Navigating the Fast Track to Approval

Recognizing the profound unmet need in ARVC, the U.S. Food and Drug Administration has granted TN-401 both Orphan Drug and Fast Track designations. These designations are more than just accolades; they provide tangible benefits that can accelerate the path to market, including more frequent communication with the FDA, eligibility for priority review, and seven years of market exclusivity upon approval.

This streamlined regulatory pathway is a key strategic asset. With the low-dose cohort showing promising results, all eyes now turn to the trial's second cohort, which is receiving a higher dose of 6E13 vg/kg.

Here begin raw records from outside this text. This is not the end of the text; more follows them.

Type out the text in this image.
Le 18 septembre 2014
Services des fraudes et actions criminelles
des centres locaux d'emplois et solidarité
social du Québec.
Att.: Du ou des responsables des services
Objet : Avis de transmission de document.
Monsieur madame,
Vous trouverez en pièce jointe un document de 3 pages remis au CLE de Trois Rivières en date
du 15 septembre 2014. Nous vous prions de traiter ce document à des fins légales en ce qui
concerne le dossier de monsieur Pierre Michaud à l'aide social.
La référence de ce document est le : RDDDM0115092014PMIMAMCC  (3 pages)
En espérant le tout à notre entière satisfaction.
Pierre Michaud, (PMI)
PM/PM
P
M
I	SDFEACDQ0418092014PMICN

Dosing in this cohort is already complete, and the data, when it becomes available, will be a critical inflection point. Investors and clinicians will be watching closely to see if a higher dose can produce an even more profound and durable effect on protein expression and arrhythmia reduction, without compromising the excellent safety profile seen thus far.

The journey from a promising interim result to an approved therapy is long, but Tenaya Therapeutics has successfully navigated a crucial early step. Today’s data provides not just hope for patients but also a compelling case study in the strategic development of cutting-edge therapies, marking the company as a key innovator to watch in the evolving landscape of modern medicine.